# Text Generation pt 2

In our second part of Text Generation we'll move from statistical methods to neural networks. However, for the willing one it could be fun to take the last session and apply different improvements (such as back-off).  

Remember how it worked? We grabbed ngrams of either characters or words, saved statistics on how often word(s) followed another word. Basically:  
"`Hello you poor old bastard. Hello you damn soul. Hello there.`"  
Yields the most probable follow-up to "`Hello`" to be `you`, "`there`" is a bit more random.


## Neural Text Generation
For this session we're moving on to Neural Networks, more exactly a Sequence-to-Sequence structure. I know some of you have already actually generated text through this technique, remember? Earlier we translated English to Swedish.

We'll use Tensorflow 2.0 for this workshop, mainly because I've a tiny bit more experience in TF rather than PyTorch.

### Imports

In [0]:
from __future__ import absolute_import, division, print_function, unicode_literals

import tensorflow as tf
tf.enable_eager_execution()
import numpy as np
import os
import time

### Download the dataset

In [0]:
path_to_file = tf.keras.utils.get_file('shakespeare.txt', 'https://storage.googleapis.com/download.tensorflow.org/data/shakespeare.txt')

### And a little data understanding
As often said, it's important to understand & know your data.

In [0]:
# Read the whole blob to include newlines.
text = open(path_to_file, 'rb').read().decode(encoding='utf-8')

# As we're gonna create a char2char network the length of text is the number of characters in it
print ('Length of text: {} characters'.format(len(text)))

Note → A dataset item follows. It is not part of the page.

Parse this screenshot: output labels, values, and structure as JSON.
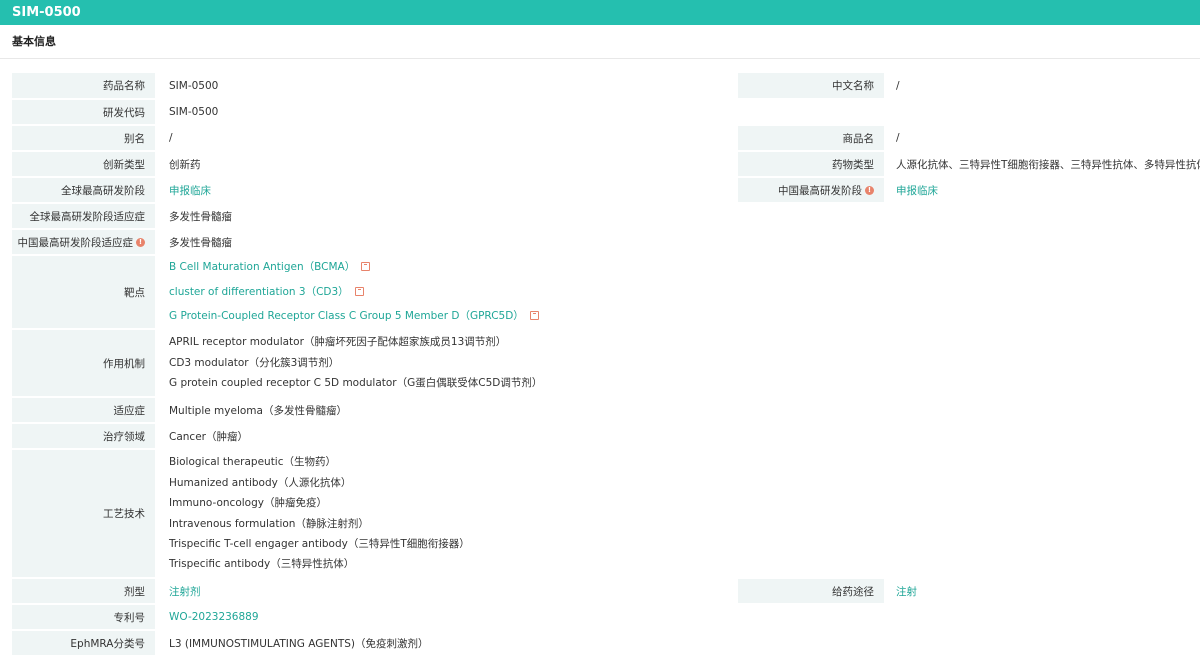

Length of text: 1115394 characters


In [0]:
# Take a look at the first 250 characters in text
print(text[:250])

First Citizen:
Before we proceed any further, hear me speak.

All:
Speak, speak.

First Citizen:
You are all resolved rather to die than to famish?

All:
Resolved. resolved.

First Citizen:
First, you know Caius Marcius is chief enemy to the people.



In [0]:
# The unique characters (classes) in the file
vocab = sorted(set(text))
print ('{} unique characters'.format(len(vocab)))

65 unique characters


### Process text
#### Vectorizing
We can't process strings but need to convert them into an numerical representation. Create two lookup tables, one for each mapping (char2idx, idx2char).

In [0]:
# Creating a mapping from unique characters to indices
char2idx = # TODO
idx2char = np.array(vocab)

text_as_int = np.array([char2idx[c] for c in text])

Now we have mapped each unique word into an integer (0..len(vocab))

In [0]:
print('{')
for char,_ in zip(char2idx, range(20)):
    print('  {:4s}: {:3d},'.format(repr(char), char2idx[char]))
print('  ...\n}')

{
  '\n':   0,
  ' ' :   1,
  '!' :   2,
  '$' :   3,
  '&' :   4,
  "'" :   5,
  ',' :   6,
  '-' :   7,
  '.' :   8,
  '3' :   9,
  ':' :  10,
  ';' :  11,
  '?' :  12,
  'A' :  13,
  'B' :  14,
  'C' :  15,
  'D' :  16,
  'E' :  17,
  'F' :  18,
  'G' :  19,
  ...
}


And vectorizing a sentence:

In [0]:
# Show how the first 13 characters from the text are mapped to integers
print ('{} ---- characters mapped to int ---- > {}'.format(repr(text[:13]), text_as_int[:13]))

'First Citizen' ---- characters mapped to int ---- > [18 47 56 57 58  1 15 47 58 47 64 43 52]


### The prediction task
As in the last session we want to predict the next character given the previous character(s).  
To visualize this, we have a sequence of characters, and we will predict the next one one time-step at a time, that is one character at a time.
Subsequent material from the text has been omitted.